Existing content moderation regimes often fail to detect the ‘intent’ behind users uploading violent content, including when they intend to inform the broader public rather than promote hateful ideologies.

Universal and ethical principles are critical to regulate war reporting on social media which is often made possible by citizen journalists, which will also go a long way in advancing trust on digital platforms and information integrity online. 

 

Universal Curation Standards for Conflict Content

Curation refers to selective preservation — not just of content but also its contextual alignment within historical and ethical dimensions. Curation encompasses selective preservation and the enrichment of digital content with new metadata, ensuring its alignment within historical and ethical dimensions for a comprehensive understanding of context.

The narrow focus on controlling narratives via moderation, regulations, laws and public pressure has sparked a different kind of backlash – the quest for “alternative facts,” which severely undermines trust in platforms. The answer is the end of uneven and non-uniform moderation practices and establishing universal curation standards, instead.

Archival platforms such as syrianarchive.org have demonstrated such curation frameworks were possible. Its methodologies describe a meticulous approach to collecting, preserving and curating content, and the significance of such practices for research and legal contexts.

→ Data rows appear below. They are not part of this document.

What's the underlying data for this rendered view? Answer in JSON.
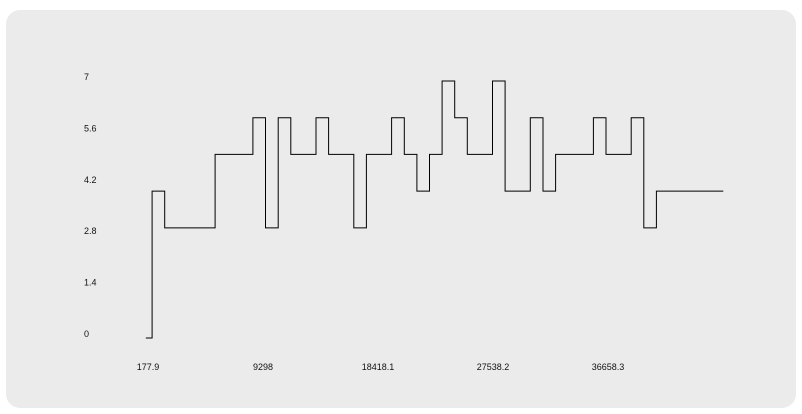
{
  "chart_data": {
    "type": "line",
    "step": true,
    "title": "",
    "xlabel": "",
    "ylabel": "",
    "xlim": [
      177.9,
      45778.4
    ],
    "ylim": [
      0,
      7
    ],
    "x_ticks": [
      "177.9",
      "9298",
      "18418.1",
      "27538.2",
      "36658.3"
    ],
    "y_ticks": [
      "0",
      "1.4",
      "2.8",
      "4.2",
      "5.6",
      "7"
    ],
    "grid": false,
    "legend": "none",
    "line_color": "#000000",
    "background": "#ebebeb",
    "series": [
      {
        "points": [
          [
            0,
            0
          ],
          [
            1000,
            4
          ],
          [
            2000,
            3
          ],
          [
            3000,
            3
          ],
          [
            4000,
            3
          ],
          [
            5000,
            3
          ],
          [
            6000,
            5
          ],
          [
            7000,
            5
          ],
          [
            8000,
            5
          ],
          [
            9000,
            6
          ],
          [
            10000,
            3
          ],
          [
            11000,
            6
          ],
          [
            12000,
            5
          ],
          [
            13000,
            5
          ],
          [
            14000,
            6
          ],
          [
            15000,
            5
          ],
          [
            16000,
            5
          ],
          [
            17000,
            3
          ],
          [
            18000,
            5
          ],
          [
            19000,
            5
          ],
          [
            20000,
            6
          ],
          [
            21000,
            5
          ],
          [
            22000,
            4
          ],
          [
            23000,
            5
          ],
          [
            24000,
            7
          ],
          [
            25000,
            6
          ],
          [
            26000,
            5
          ],
          [
            27000,
            5
          ],
          [
            28000,
            7
          ],
          [
            29000,
            4
          ],
          [
            30000,
            4
          ],
          [
            31000,
            6
          ],
          [
            32000,
            4
          ],
          [
            33000,
            5
          ],
          [
            34000,
            5
          ],
          [
            35000,
            5
          ],
          [
            36000,
            6
          ],
          [
            37000,
            5
          ],
          [
            38000,
            5
          ],
          [
            39000,
            6
          ],
          [
            40000,
            3
          ],
          [
            41000,
            4
          ],
          [
            42000,
            4
          ],
          [
            43000,
            4
          ],
          [
            44000,
            4
          ],
          [
            45000,
            4
          ],
          [
            45800,
            4
          ]
        ]
      }
    ]
  }
}
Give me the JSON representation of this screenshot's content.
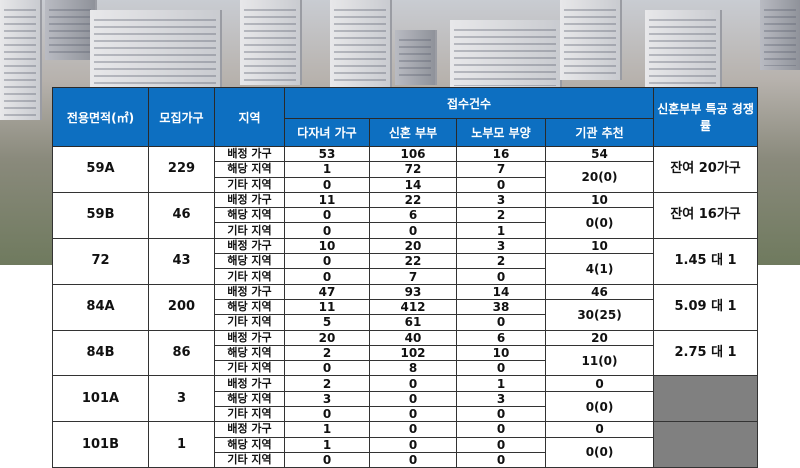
{
  "headers": {
    "area": "전용면적(㎡)",
    "households": "모집가구",
    "region": "지역",
    "applications": "접수건수",
    "multi_child": "다자녀 가구",
    "newlywed": "신혼 부부",
    "elderly_parents": "노부모 부양",
    "institution": "기관 추천",
    "competition": "신혼부부 특공 경쟁률"
  },
  "region_labels": [
    "배정 가구",
    "해당 지역",
    "기타 지역"
  ],
  "rows": [
    {
      "area": "59A",
      "households": "229",
      "multi_child": [
        "53",
        "1",
        "0"
      ],
      "newlywed": [
        "106",
        "72",
        "14"
      ],
      "elderly_parents": [
        "16",
        "7",
        "0"
      ],
      "institution": [
        "54",
        "20(0)"
      ],
      "competition": "잔여 20가구"
    },
    {
      "area": "59B",
      "households": "46",
      "multi_child": [
        "11",
        "0",
        "0"
      ],
      "newlywed": [
        "22",
        "6",
        "0"
      ],
      "elderly_parents": [
        "3",
        "2",
        "1"
      ],
      "institution": [
        "10",
        "0(0)"
      ],
      "competition": "잔여 16가구"
    },
    {
      "area": "72",
      "households": "43",
      "multi_child": [
        "10",
        "0",
        "0"
      ],
      "newlywed": [
        "20",
        "22",
        "7"
      ],
      "elderly_parents": [
        "3",
        "2",
        "0"
      ],
      "institution": [
        "10",
        "4(1)"
      ],
      "competition": "1.45 대 1"
    },
    {
      "area": "84A",
      "households": "200",
      "multi_child": [
        "47",
        "11",
        "5"
      ],
      "newlywed": [
        "93",
        "412",
        "61"
      ],
      "elderly_parents": [
        "14",
        "38",
        "0"
      ],
      "institution": [
        "46",
        "30(25)"
      ],
      "competition": "5.09 대 1"
    },
    {
      "area": "84B",
      "households": "86",
      "multi_child": [
        "20",
        "2",
        "0"
      ],
      "newlywed": [
        "40",
        "102",
        "8"
      ],
      "elderly_parents": [
        "6",
        "10",
        "0"
      ],
      "institution": [
        "20",
        "11(0)"
      ],
      "competition": "2.75 대 1"
    },
    {
      "area": "101A",
      "households": "3",
      "multi_child": [
        "2",
        "3",
        "0"
      ],
      "newlywed": [
        "0",
        "0",
        "0"
      ],
      "elderly_parents": [
        "1",
        "3",
        "0"
      ],
      "institution": [
        "0",
        "0(0)"
      ],
      "competition": null
    },
    {
      "area": "101B",
      "households": "1",
      "multi_child": [
        "1",
        "1",
        "0"
      ],
      "newlywed": [
        "0",
        "0",
        "0"
      ],
      "elderly_parents": [
        "0",
        "0",
        "0"
      ],
      "institution": [
        "0",
        "0(0)"
      ],
      "competition": null
    }
  ],
  "colors": {
    "header_bg": "#0d6fc1",
    "empty_cell": "#808080"
  }
}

More such methodologies or consolidation of curative and archival practices should be formulated and adopted by digital and social platforms. More of these methodologies or a consolidation of these curative and archival practices in a war context should exist universally and their adoption should be more industry-wide even among digital and social platforms. 

 

A Step Forward 

Humanity’s collective endeavor must be to find common grounds – a path that honors the sanctity of historical truth, protects the vulnerable and ensures the stories of conflicts are preserved not just for the scrutiny of the present but as a step towards justice in the future. Preserving digital archives is an important mission, and creating new public forums for multi-stakeholder, informed approaches to content moderation is essential to ensure digital platforms maintain a balanced stance on factuality, equity, and reconciliation.

Ahmed Medien

Community Member

Ahmed Medien is a community organizer with over a decade of experience facilitating multi-stakeholder forums on trust and safety, misinformation and transparency.